In the streets of Gaza, residents inspect cracked roofs, while displaced people haul back whatever scraps of fabric and plastic they can find to keep out the water they know will seep in no matter what they do. Years of siege and repeated wars have crippled the infrastructure, turning winter into a perpetual state of emergency.
“Sometimes we fear the rain more than the bombing,” says Muhannad Aslim. “The bombing ends, but the rain brings us back to the same fear every night: Will the tent flood? Will the children get cold? Will we lose what little we have left?”

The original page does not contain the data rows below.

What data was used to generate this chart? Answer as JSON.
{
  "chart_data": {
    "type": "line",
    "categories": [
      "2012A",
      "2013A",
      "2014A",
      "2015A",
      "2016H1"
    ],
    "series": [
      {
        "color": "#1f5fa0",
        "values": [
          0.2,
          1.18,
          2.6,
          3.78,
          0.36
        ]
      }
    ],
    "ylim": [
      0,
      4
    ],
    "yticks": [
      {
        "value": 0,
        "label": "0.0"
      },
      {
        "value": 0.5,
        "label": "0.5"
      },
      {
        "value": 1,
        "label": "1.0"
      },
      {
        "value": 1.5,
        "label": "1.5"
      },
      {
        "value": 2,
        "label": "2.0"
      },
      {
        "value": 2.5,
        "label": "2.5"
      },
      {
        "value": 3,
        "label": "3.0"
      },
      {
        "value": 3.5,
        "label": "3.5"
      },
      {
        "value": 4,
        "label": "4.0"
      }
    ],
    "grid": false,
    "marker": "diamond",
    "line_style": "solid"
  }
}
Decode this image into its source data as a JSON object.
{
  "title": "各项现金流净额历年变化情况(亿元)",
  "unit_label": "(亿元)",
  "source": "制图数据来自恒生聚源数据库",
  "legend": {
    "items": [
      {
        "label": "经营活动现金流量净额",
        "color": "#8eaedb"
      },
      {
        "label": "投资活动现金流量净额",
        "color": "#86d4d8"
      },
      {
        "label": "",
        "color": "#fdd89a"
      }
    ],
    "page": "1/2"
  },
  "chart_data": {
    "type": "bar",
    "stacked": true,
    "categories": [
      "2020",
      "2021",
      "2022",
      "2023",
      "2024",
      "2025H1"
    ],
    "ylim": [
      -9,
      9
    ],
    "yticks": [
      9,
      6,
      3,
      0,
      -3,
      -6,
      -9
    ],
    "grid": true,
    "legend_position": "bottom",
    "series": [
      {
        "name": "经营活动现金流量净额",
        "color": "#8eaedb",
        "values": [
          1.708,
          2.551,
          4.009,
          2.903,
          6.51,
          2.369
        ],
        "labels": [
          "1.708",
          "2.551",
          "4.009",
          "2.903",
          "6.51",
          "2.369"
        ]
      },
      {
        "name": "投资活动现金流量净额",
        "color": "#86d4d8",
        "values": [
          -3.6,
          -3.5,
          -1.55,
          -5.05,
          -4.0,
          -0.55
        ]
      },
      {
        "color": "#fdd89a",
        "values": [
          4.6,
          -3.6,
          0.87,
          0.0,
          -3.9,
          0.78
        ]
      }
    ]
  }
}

He adds that simply hearing news of an approaching storm is enough to reignite his anxiety: “I’m always looking for a way to prevent the tent from flooding, but all my attempts fail. I follow the weather forecasts daily, as if I’m anticipating another disaster.”
This fear, as many residents describe it, is not an individual feeling, but a collective memory forged through harsh experiences: floods that swept through the camps, sewage overflowing into the alleyways, and tents collapsing on their inhabitants. With each winter, the feeling of helplessness returns, a sense of being unable to access even the most basic human rights: warmth and safety.
Fadwa Rayyan, a displaced woman living in a tent, says, “The arrival of any storm turns my life into a constant state of anxiety: I can’t protect my children from getting sick. There are no options, no way to cope with the cold. This helplessness accompanies me throughout the winter and affects my relationships with everyone around me.”
She points out that her fear isn’t just based on her own experience, but also on the stories she hears from other displaced people during storms: tents blown away, others flooded, and people losing their lives due to the bitter cold.